Typically, developers tend to forget to turn off view state resulting in a lot of data that never is used. The guy who made the decision to have this default view state behaviour has probably caused a lot of unnecessary bytes clogging your internet connection (as it typically is included in each request).
If you are using mechanize and/or Hpricot to parse such a site you may have come across this error:
ran out of buffer space on element , starting on line 38. (Hpricot::ParseError)
Fortunately, from version 0.5 of Hpricot it is easy to increase the buffer size before loading data. This is done by setting the buffer_size attribute to a sufficiently large number:
[source:ruby] require ‘hpricot’ Hpricot.buffer_size = 262144 [/source]
As mechanize uses Hpricot as the default parser this error will happen when loading many ASP.NET pages.
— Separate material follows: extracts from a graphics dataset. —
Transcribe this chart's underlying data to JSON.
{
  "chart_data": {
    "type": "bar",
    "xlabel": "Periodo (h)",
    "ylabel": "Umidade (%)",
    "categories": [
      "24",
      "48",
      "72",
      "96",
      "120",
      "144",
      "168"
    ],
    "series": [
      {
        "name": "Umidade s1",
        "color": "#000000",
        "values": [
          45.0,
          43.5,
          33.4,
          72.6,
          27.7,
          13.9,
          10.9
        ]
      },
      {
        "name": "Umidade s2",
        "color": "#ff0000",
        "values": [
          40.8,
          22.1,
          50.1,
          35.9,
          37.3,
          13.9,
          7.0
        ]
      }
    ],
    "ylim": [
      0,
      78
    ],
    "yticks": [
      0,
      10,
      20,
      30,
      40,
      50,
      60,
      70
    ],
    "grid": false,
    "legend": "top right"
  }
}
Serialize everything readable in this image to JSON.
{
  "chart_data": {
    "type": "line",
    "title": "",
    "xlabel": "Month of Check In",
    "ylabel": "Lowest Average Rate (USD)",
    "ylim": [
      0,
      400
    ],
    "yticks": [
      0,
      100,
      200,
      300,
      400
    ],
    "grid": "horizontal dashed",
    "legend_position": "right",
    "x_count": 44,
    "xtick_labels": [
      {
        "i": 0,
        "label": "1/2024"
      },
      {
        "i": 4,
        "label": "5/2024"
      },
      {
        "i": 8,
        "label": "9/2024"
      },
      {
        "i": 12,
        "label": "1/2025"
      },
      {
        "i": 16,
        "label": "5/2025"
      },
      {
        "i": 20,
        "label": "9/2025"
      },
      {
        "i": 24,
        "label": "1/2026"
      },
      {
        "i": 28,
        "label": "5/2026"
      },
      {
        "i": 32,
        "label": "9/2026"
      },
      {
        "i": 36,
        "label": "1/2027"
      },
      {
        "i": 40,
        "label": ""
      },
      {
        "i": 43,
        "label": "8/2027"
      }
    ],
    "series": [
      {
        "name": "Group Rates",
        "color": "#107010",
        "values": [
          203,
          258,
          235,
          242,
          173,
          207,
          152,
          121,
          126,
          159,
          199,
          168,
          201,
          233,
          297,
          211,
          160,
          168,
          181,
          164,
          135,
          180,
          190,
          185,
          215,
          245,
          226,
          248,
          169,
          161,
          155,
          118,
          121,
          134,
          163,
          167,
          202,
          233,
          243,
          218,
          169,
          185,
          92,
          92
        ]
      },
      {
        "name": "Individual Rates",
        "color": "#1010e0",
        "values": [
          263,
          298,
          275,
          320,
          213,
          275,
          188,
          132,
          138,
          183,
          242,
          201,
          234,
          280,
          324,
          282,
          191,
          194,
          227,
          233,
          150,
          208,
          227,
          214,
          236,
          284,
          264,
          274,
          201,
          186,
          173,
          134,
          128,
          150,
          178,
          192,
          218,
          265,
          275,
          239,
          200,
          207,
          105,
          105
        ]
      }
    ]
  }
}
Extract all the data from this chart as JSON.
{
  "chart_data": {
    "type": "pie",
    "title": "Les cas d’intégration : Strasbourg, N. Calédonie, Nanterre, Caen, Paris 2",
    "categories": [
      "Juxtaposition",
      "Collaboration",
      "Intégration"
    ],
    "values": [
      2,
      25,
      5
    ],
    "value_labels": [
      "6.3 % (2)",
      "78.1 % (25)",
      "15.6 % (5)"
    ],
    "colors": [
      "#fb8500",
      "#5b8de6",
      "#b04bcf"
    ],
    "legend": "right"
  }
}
Fortunately, mechanize allows the user to specify a custom parser class through the pluggable_parser attribute. To make mechanize use Hpricot with a larger buffer size:
[source:ruby] require ‘hpricot’ require ‘mechanize’
Hpricot.buffer_size = 262144 agent = WWW::Mechanize.new agent.pluggable_parser.default = Hpricot agent.get(‘http://www.peterkrantz.com/wp-content/uploads/2007/02/viewstatesample.htm') [/source]
…and we’re back on track mechanizing the world again.